Personal information
- Date of birth: 12 December 1992 (age 32)
- Place of birth: Kpandu, Ghana
- Height: 1.78 m (5 ft 10 in)
- Position(s): Centre-back, defensive midfielder

Team information
- Current team: Liberty Professionals
- Number: 24

Youth career
- 2008–2009: Super Rangers FC

Senior career*
- Years: Team / Apps / (Gls)
- 2009–2014: Heart of Lions / 150 / (23)
- 2015–2016: Okyeman Planners F.C. / 30 / (2)
- 2016–: Liberty Professionals / 30 / (3)

International career
- 2012: Ghana U20 / 1 / (0)

= Prosper Avor =

Ghanaian professional footballer

Prosper Avor is a Ghanaian professional footballer.

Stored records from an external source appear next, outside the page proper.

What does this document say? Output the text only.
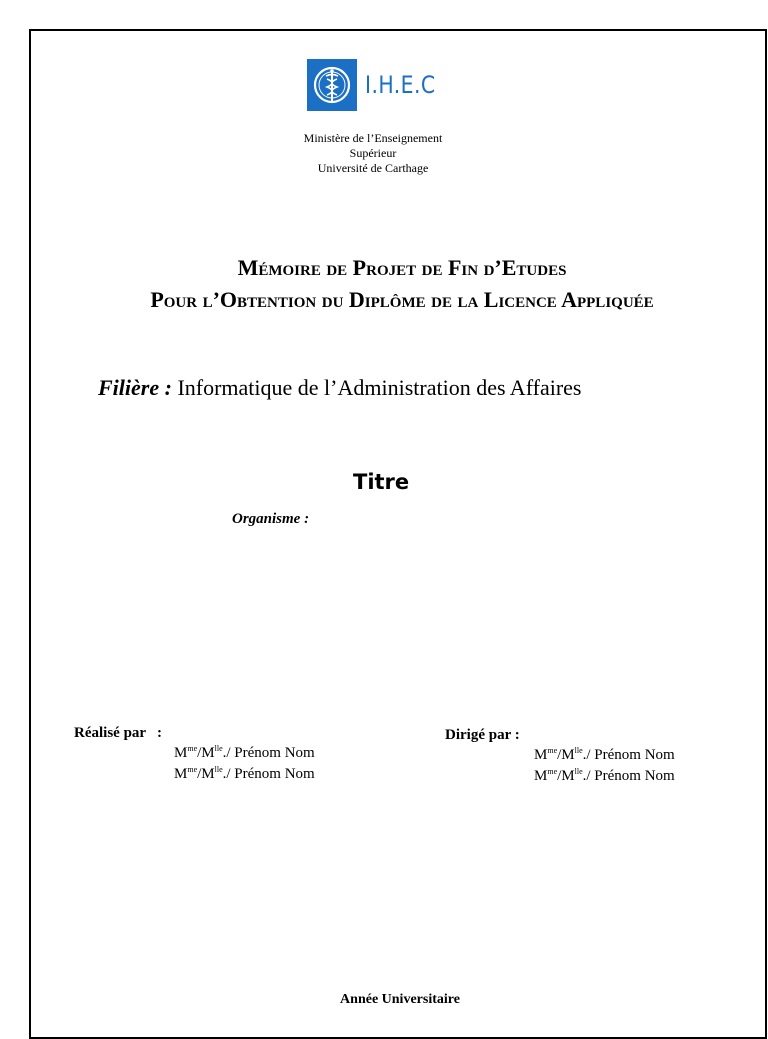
I.H.E.C
Ministère de l’Enseignement
Supérieur
Université de Carthage
Mémoire de Projet de Fin d’Etudes
Pour l’Obtention du Diplôme de la Licence Appliquée
Filière : Informatique de l’Administration des Affaires
Titre
Organisme :
Réalisé par   :
$M^{me}/M^{lle}./$ Prénom Nom
$M^{me}/M^{lle}./$ Prénom Nom
Dirigé par :
$M^{me}/M^{lle}./$ Prénom Nom
$M^{me}/M^{lle}./$ Prénom Nom
Année Universitaire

He plays for Liberty Professionals in the Ghana Premier League. He formerly played at Hearts of Lion. He plays as a centre back or defensive midfielder.

== Career ==
The centre-back started his career in 2006 with Ghanaian divisional side Super Rangers FC. He played one year for the team Super Rangers FC, before moved in the spring 2009 to Ghana Premier League club Heart of Lions. After 5 1/2 years at Lions, was on 30 January 2015 signed by Ghana Division One League club Okyeman Planners F.C.

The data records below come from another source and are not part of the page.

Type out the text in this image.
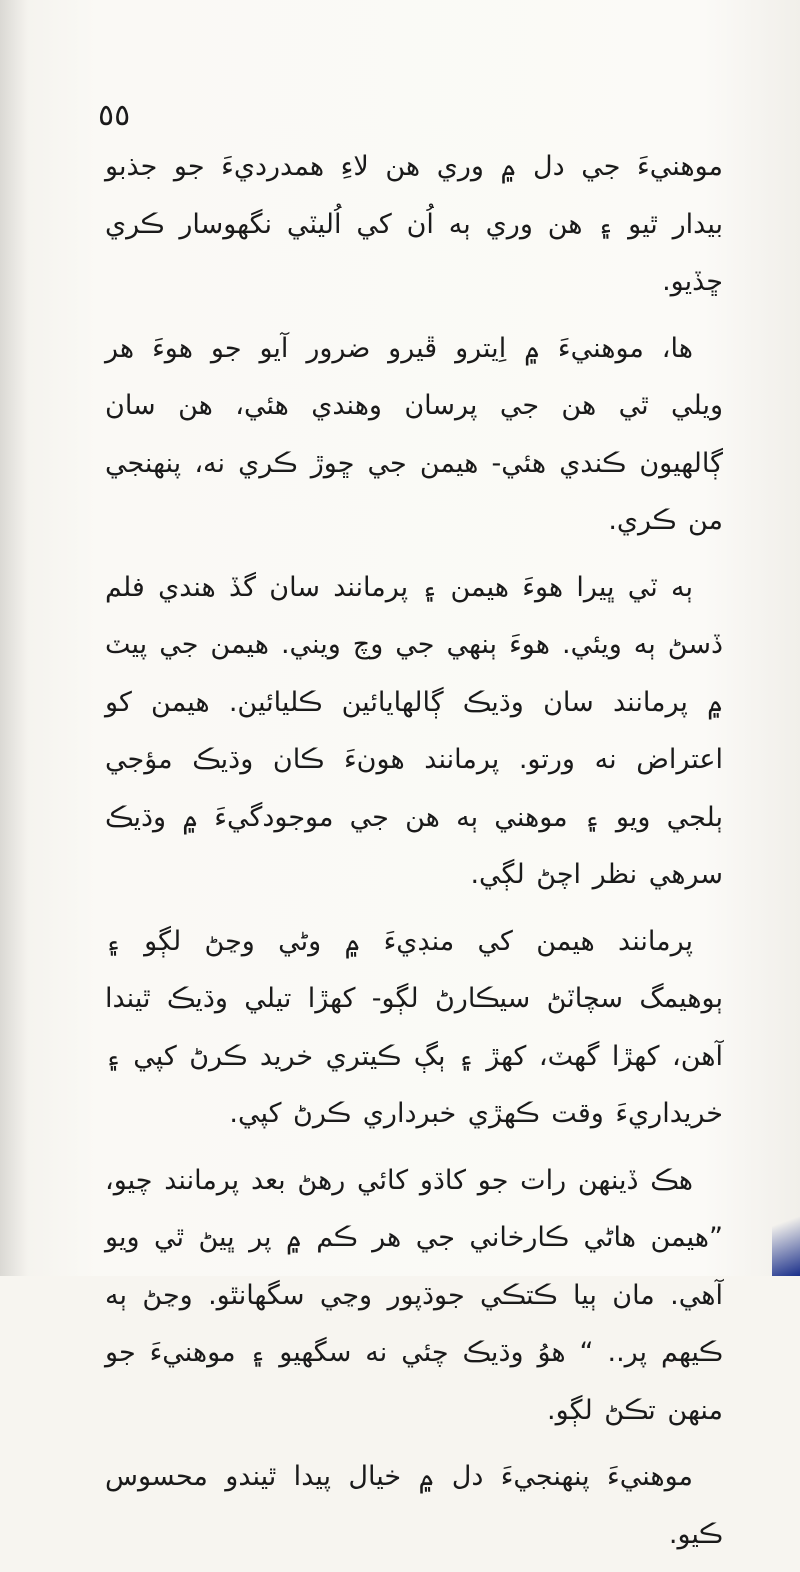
٥٥

موهنيءَ جي دل ۾ وري هن لاءِ همدرديءَ جو جذبو بيدار ٿيو ۽ هن وري ٻه اُن کي اُليٽي نگهوسار ڪري ڇڏيو.

ها، موهنيءَ ۾ اِيترو ڦيرو ضرور آيو جو هوءَ هر ويلي ٿي هن جي پرسان وهندي هئي، هن سان ڳالهيون ڪندي هئي- هيمن جي ڇوڙ ڪري نه، پنهنجي من ڪري.

ٻه ٽي ڀيرا هوءَ هيمن ۽ پرمانند سان گڏ هندي فلم ڏسڻ ٻه ويئي. هوءَ ٻنهي جي وچ ويني. هيمن جي پيٽ ۾ پرمانند سان وڌيڪ ڳالهايائين ڪليائين. هيمن کو اعتراض نه ورتو. پرمانند هونءَ ڪان وڌيڪ مؤجي ٻلجي ويو ۽ موهني ٻه هن جي موجودگيءَ ۾ وڌيڪ سرهي نظر اچڻ لڳي.

پرمانند هيمن کي منڊيءَ ۾ وڻي وڃڻ لڳو ۽ ٻوهيمگ سچاٽڻ سيڪارڻ لڳو- کهڙا تيلي وڌيڪ ٿيندا آهن، کهڙا گهٽ، کهڙ ۽ ٻڳ ڪيتري خريد ڪرڻ کپي ۽ خريداريءَ وقت ڪهڙي خبرداري ڪرڻ کپي.

هڪ ڏينهن رات جو کاڌو کائي رهڻ بعد پرمانند چيو، ”هيمن هاڻي ڪارخاني جي هر ڪم ۾ پر ڀيڻ ٿي ويو آهي. مان ٻيا ڪتڪي جوڌپور وڃي سگهانٿو. وڃڻ ٻه ڪيهم پر.. “ هوُ وڌيڪ چئي نه سگهيو ۽ موهنيءَ جو منهن تڪڻ لڳو.

موهنيءَ پنهنجيءَ دل ۾ خيال پيدا ٿيندو محسوس ڪيو.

At the end of the 2016 season, a host of clubs including Accra Hearts of Oak and Liberty Professionals had chased for his signature but it was Liberty Professionals that got him.

He went on trails at South African club Witbank Spurs F.C. in November 2017 but the deal fell out due financial agreement.

===Heart of Lions===
In the MTN FA Cup 2013, he scored the open goal in the 34th minutes, helping his side to a 2–0 win over Mighty Jets, on 6 April at Kpandu.

===Liberty Professionals===
He has already scored 3 goals for the Liberty Professionals in the Ghana Premier League 2016–17.

==Personal Achievement==
- 2016-2017, Ghana Premier League, First Round winner of the Most Valuable Player Award.